For the study, presented at the ENDO 2018: The Endocrine Society's 100th Annual Meeting and Expo, researchers recruited 957 participants, out of that 35 per cent were male.
All participants had a body mass index (BMI) of at least 30, but did not have diabetes. They were randomly assigned to seven different groups.
Five groups received different doses of semaglutide -- between 0.05 mg and 0.4 mg -- via injection once daily; a sixth group received a placebo, and a seventh group received 3 mg of the diabetes drug liraglutide.
After one year, all participants receiving semaglutide had lost significantly more weight than those receiving placebo.
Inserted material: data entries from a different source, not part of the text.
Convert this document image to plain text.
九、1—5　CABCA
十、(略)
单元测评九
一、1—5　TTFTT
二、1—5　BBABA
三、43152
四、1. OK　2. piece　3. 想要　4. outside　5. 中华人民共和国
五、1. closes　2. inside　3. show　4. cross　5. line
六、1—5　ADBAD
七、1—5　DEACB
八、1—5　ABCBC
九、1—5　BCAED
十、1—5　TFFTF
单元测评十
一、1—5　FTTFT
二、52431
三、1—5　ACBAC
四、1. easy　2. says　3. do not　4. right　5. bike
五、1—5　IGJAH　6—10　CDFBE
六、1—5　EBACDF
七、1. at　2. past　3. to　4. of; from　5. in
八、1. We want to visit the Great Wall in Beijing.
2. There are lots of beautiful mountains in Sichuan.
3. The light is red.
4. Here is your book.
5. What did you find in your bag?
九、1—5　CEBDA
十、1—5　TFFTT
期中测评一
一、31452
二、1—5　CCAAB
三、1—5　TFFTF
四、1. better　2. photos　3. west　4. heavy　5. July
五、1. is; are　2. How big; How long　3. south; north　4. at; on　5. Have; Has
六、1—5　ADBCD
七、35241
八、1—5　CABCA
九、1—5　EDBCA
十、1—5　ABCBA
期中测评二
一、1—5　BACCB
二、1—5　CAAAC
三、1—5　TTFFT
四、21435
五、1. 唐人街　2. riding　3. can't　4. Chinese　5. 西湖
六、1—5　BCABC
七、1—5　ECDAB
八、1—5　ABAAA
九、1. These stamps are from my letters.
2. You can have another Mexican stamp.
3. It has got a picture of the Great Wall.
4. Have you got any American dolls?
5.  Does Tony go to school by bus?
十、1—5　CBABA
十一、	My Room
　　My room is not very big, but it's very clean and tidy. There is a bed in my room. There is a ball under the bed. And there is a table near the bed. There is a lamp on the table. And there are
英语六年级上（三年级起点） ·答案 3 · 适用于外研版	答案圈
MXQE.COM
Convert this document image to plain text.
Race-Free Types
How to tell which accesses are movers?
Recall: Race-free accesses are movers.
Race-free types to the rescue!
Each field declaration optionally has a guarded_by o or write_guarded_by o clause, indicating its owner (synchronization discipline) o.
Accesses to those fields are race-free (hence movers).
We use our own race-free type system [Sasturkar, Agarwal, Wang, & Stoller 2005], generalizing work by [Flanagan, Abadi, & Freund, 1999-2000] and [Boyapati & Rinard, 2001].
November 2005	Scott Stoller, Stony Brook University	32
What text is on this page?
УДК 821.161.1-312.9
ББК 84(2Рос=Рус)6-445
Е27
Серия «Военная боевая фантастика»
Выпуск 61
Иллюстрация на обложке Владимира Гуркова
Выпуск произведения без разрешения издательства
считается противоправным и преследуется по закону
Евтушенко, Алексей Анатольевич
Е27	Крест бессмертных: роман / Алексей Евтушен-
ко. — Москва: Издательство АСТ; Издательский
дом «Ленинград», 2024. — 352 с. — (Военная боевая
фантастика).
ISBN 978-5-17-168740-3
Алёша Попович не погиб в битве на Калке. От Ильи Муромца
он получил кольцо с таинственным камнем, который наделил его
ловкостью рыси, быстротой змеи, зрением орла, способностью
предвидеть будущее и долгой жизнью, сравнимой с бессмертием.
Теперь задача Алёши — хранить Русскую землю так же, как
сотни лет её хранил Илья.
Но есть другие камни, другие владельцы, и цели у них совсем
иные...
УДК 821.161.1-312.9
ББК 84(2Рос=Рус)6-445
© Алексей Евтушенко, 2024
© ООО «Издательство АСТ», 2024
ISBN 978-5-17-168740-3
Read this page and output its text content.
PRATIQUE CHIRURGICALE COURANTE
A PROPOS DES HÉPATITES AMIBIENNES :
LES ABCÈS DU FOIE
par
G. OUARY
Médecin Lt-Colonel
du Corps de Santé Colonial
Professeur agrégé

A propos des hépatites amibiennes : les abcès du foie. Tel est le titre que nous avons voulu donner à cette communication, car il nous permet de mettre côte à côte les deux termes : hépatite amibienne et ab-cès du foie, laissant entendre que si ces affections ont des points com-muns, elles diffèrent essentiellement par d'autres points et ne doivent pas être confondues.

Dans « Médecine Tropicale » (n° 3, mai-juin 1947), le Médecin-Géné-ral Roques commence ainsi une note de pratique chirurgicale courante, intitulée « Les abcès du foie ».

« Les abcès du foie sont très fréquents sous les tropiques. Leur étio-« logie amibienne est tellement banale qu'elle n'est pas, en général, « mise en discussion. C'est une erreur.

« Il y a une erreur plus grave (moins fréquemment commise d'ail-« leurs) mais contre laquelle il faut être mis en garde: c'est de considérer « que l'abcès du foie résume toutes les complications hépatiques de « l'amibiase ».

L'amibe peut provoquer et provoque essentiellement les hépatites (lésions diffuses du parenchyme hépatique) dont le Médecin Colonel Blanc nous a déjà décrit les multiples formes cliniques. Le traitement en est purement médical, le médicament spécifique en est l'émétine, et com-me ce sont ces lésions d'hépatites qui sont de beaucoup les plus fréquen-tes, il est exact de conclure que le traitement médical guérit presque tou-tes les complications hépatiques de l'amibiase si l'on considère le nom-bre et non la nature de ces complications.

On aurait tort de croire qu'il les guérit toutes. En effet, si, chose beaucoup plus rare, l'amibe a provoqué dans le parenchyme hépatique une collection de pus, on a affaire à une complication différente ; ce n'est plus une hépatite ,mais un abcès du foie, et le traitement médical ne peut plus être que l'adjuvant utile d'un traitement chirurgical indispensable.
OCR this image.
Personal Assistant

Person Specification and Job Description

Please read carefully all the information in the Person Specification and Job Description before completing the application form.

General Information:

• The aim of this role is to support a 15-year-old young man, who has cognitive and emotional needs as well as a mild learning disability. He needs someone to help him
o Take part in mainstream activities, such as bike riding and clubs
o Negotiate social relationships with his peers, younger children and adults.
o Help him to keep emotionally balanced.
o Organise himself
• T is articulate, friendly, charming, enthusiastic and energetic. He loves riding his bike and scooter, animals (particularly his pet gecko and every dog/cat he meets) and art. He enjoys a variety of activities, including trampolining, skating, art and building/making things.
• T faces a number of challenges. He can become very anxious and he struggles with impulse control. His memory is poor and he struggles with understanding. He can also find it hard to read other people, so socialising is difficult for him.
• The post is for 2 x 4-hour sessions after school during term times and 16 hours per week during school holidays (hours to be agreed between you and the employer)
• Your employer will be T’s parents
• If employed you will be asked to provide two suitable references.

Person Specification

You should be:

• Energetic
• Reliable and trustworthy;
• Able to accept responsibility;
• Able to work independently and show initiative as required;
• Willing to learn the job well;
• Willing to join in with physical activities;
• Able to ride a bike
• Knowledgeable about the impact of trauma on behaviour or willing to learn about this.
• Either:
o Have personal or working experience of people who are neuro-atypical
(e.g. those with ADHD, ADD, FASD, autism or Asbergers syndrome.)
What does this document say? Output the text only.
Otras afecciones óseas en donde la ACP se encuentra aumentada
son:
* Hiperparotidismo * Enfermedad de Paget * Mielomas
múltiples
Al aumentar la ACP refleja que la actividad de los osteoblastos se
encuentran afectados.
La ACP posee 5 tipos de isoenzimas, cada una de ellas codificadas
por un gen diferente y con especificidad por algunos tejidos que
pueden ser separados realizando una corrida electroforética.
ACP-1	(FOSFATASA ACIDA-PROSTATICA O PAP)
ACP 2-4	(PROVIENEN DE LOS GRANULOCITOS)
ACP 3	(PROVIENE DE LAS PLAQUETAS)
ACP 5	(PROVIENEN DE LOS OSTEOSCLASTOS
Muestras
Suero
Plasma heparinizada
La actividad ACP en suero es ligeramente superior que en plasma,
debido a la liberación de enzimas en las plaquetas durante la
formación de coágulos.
The higher the dose participants received, the greater their average weight loss.
Those receiving liraglutide lost an average of 7.8 per cent of their body weight, while those in the placebo group lost only 2.3 per cent on average.
Sixty five per cent of participants who received 0.4 mg of semaglutide per day lost at least 10 per cent of their body weight, compared with 10 per cent of those in the placebo group and 34 per cent of the liraglutide group.
The most common adverse events in those taking semaglutide were mild/moderate nausea, as seen previously with GLP-1 receptor agonists, the researchers noted.